Pero si del psicoanálisis se trata, las cosas van peor. De hecho, su campo sigue siendo algo poco conocido, nebuloso, temido incluso. Se lo asocia con una visión hiper-sexualista. El prejuicio en juego es que “todo queda explicado por la sexualidad”.
Sucede que el descubrimiento que instaura Sigmund Freud a inicios del siglo XX conmueve los cimientos de nuestra cultura. Pero no porque se trate de una ilimitada apología de lo sexual levantando la tapa de los infiernos (cosa que la moral no puede consentir) sino porque, más modestamente, viene a destronarnos de nuestro lugar de “dueños de nosotros mismos”.

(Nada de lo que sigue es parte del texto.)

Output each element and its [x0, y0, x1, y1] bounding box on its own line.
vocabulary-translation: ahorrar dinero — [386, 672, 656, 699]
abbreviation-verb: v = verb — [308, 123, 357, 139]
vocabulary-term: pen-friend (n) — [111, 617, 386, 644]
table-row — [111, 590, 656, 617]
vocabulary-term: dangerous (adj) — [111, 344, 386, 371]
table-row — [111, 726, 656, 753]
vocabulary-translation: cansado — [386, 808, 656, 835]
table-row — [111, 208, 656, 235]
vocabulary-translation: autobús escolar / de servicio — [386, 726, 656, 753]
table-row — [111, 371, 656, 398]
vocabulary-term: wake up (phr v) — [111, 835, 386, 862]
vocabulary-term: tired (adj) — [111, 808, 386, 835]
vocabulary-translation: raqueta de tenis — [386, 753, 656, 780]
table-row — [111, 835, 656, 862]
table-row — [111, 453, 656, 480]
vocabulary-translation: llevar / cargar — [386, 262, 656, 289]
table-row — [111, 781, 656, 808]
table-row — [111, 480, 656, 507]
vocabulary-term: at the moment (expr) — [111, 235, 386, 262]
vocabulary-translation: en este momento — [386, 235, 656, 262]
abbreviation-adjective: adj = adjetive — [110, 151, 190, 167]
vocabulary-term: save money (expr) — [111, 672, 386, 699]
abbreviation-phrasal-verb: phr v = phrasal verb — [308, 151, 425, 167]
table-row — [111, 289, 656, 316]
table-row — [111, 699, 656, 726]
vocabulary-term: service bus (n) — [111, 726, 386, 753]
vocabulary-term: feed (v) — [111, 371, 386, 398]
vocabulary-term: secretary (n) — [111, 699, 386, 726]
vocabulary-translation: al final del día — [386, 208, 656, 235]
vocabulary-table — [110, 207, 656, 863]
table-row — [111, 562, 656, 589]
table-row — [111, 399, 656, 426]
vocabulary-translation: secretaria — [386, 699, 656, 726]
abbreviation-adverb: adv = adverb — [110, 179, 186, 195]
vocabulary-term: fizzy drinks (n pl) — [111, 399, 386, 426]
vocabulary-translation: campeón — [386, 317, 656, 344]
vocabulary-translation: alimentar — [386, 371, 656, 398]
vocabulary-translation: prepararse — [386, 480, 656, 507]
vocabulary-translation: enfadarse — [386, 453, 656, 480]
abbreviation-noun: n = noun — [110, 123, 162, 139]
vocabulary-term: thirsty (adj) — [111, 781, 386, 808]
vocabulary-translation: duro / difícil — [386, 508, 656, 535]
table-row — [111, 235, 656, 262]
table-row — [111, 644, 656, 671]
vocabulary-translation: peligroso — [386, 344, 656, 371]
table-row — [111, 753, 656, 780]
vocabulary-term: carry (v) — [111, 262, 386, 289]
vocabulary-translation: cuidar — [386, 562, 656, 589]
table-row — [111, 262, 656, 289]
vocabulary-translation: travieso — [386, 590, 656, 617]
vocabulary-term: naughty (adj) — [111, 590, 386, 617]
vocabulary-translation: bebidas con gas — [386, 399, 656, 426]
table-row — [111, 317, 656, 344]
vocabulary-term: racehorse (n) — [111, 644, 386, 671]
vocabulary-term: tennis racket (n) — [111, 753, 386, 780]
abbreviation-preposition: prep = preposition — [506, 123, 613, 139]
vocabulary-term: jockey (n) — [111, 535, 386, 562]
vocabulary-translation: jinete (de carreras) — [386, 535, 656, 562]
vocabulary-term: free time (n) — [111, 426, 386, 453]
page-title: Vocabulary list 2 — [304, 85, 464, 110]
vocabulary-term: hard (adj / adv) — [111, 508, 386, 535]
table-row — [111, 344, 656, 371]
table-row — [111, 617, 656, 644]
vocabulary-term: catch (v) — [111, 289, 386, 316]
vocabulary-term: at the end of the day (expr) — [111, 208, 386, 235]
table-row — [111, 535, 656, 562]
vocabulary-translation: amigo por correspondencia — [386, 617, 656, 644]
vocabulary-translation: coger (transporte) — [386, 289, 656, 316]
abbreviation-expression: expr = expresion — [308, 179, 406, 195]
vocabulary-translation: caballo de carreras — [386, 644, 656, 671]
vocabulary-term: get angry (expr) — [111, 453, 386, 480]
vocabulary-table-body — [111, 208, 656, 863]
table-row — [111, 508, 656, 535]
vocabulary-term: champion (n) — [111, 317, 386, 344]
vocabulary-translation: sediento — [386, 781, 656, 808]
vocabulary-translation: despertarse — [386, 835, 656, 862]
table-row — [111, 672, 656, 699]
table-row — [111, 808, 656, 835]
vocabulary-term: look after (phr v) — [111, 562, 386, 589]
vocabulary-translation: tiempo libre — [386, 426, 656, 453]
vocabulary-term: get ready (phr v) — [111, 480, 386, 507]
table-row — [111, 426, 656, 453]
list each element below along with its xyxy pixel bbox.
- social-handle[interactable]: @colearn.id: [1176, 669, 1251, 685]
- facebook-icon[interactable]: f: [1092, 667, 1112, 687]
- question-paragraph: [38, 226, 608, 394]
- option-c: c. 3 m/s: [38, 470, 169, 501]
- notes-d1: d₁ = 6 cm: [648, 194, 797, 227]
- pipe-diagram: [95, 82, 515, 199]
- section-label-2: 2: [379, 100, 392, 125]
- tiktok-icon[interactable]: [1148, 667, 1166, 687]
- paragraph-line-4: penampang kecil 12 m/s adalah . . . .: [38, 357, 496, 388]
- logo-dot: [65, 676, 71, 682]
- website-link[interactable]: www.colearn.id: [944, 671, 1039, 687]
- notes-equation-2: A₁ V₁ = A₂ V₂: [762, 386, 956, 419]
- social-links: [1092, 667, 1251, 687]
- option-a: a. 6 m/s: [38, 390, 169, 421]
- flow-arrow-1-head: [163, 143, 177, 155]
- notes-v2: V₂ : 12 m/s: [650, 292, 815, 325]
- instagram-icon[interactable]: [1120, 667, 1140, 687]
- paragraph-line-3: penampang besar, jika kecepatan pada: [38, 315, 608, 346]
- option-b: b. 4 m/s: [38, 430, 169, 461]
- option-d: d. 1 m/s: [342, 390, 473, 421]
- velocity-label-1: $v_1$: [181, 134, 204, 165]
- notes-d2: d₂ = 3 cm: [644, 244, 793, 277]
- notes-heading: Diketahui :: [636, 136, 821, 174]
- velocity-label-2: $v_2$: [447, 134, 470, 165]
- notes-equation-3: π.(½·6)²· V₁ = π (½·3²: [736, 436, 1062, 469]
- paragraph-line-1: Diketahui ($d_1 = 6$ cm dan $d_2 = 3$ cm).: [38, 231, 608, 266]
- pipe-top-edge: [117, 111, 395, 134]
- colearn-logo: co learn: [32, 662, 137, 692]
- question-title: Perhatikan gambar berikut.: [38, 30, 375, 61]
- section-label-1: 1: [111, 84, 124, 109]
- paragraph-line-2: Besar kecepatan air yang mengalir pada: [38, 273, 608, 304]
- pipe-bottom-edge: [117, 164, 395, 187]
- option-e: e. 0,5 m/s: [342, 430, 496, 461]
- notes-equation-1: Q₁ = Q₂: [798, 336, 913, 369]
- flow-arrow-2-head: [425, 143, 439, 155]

La verdadera fuerza de la teoría freudiana es la presentación de un concepto muy difícil de asimilar, de procesar: el descubrimiento del inconsciente. Ahora bien: no es la dificultad intelectual en juego lo que produce tanta resistencia. La dificultad de darle cabida en el mundo de los conceptos académicos a la idea de inconsciente es el destronamiento que viene a producir: “nadie es dueño en su propia casa”. Es decir: en nuestra constitución psíquica siempre hay algo que se nos escapa, que no cae bajo lo racional. Lo que no es consciente no es algo marginal, azaroso o fortuito: por el contrario está en el centro de toda la vida psíquica.
La fuerza del nuevo concepto que introduce el psicoanálisis no apunta a algo accesorio en nuestra conformación como sujetos: al contrario, cambia radicalmente el modo mismo de concebirnos. La racionalidad –ese bien tan preciado desde siempre– hace agua. La razón deja de ser el centro. La vida psíquica se anuda en torno a algo que no es consciente, y lo inconsciente pasa a ocupar el lugar principal.
La consecuencia de esta formulación pone en entredicho toda nuestra tradición racional: el sujeto del libre albedrío se quiebra, es cuestionado. El inconsciente abre una nueva forma de ver lo humano.
Lo más curioso del descubrimiento en ciernes, lo que produce tanto rechazo, lo que lo hace intragable es que ese inconsciente no es patrimonio de los “enfermos mentales”: todo sujeto “normal” es siempre sujeto del inconsciente. La forma de demostrarlo que desarrolla Freud sorprende: no apela a la clínica sino que lo presenta a través de la cotidianeidad de cualquier ciudadano de a pie. Los caminos para adentrarse en el campo del inconsciente no son los síntomas (supuestamente patrimonio de la psicopatología) sino el sueño, los actos fallidos, el chiste. Nadie hay que no esté relacionado con todas estas formaciones: nadie deja de soñar, nadie –ni “enfermo psíquico” ni “normal”– deja de tener lapsus (pequeñas equivocaciones al hablar, cambio de un nombre propio, olvidos, etc.), nadie deja de reír ante un chiste. ¿Por qué sucede todo esto? Porque hay inconsciente.
¿Y por qué hay inconsciente?, preguntará la teoría. Porque nuestra constitución como sujetos nos confronta con límites. Somos sujetos deseantes, pero no sabemos bien qué deseamos, pues no hay objeto último que colme el deseo. La sexualidad no es esa fuerza volcánica incontrolable que el sentido común nos presenta. El psicoanálisis viene a mostrar eso: que somos limitados, que la carencia está en la base de nuestra humanización.
Sin dudas la afrenta que conlleva todo esto para nuestro amor propio es muy grande. Destronar a alguien de su pedestal, de la seguridad de sentirse amo y señor para mostrar que la normalidad psicológica es una pura cuestión de grado (todos somos sujetos del inconsciente, todos tenemos síntomas psicológicos, no hay mayor distancia estructural entre el “loco” y quien no lo es, la sexualidad es problemática para todos por igual), todo ello es un golpe bajo muy grande para nuestro narcisimo. Por eso el psicoanálisis sigue siendo un hueso muy duro de roer, y se le huye.
Una psicología que busca la adaptación social, que no nos muestre nuestras flaquezas, es mucho más tolerable. Por eso, seguramente, las técnicas de autoayuda crecen y el psicoanálisis no termina de prender.